Promoting a National Flag Day

37-cent 1893 Silk Bookmark stamp
This stamp highlights a photograph of a brightly colored silk bookmark woven as a souvenir for the World's Columbian Exposition in Chicago in 1893, the same year as the Flag Day exercises in Philadelphia.

Across the country, others began advocating and planning Flag Day celebrations throughout the 1890s. On June 14, 1889, George Balch, a kindergarten teacher in New York City, planned patriotic activities for his students. The New York State Board of Education later adopted his observance of Flag Day statewide.

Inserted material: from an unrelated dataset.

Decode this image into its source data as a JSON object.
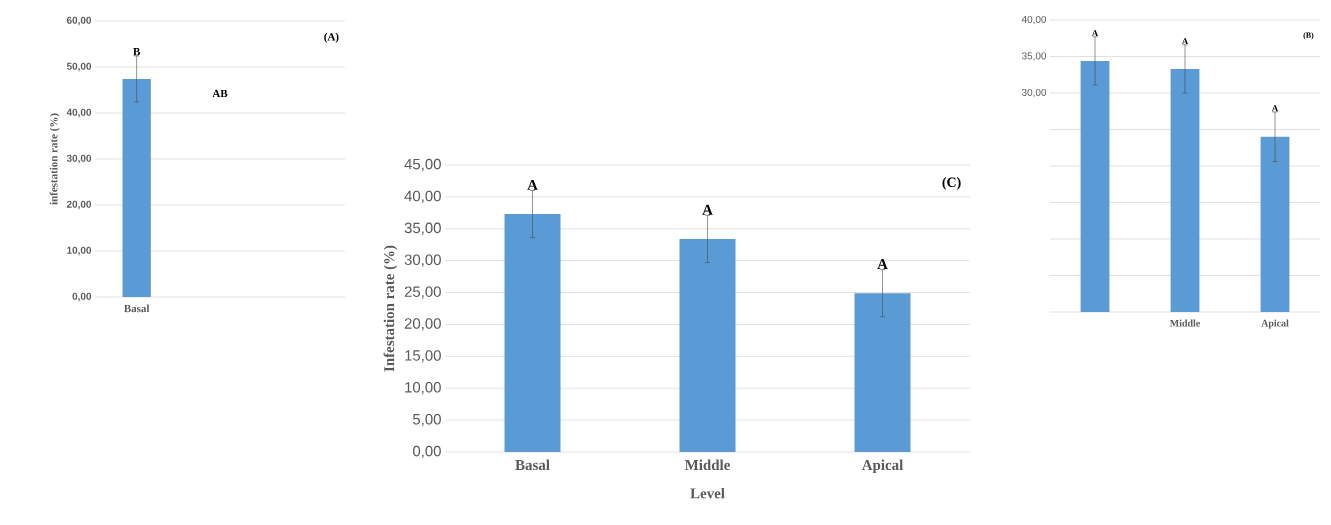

In 1891, the Betsy Ross House in Philadelphia held a Flag Day celebration.

Following the suggestion of Colonel J. Granville Leach, the historian of the Pennsylvania Society of the Sons of the Revolution, the Pennsylvania Society of Colonial Dames of America adopted a resolution in 1893 urging the mayor of Philadelphia, all others in authority, and all private citizens to display the American flag on June 14th. The Board of Managers of the Pennsylvania Society of Sons of the Revolution unanimously endorsed the action of the Colonial Dames. Colonel Leach also recommended that the day be thereafter known as Flag Day. As a result, Dr. Edward Brooks, Superintendent of Public Schools of Philadelphia, declared that Flag Day exercises would be held on June 14, 1893, in Independence Square. On that day, school children assembled for appropriate exercises and each child received a small flag.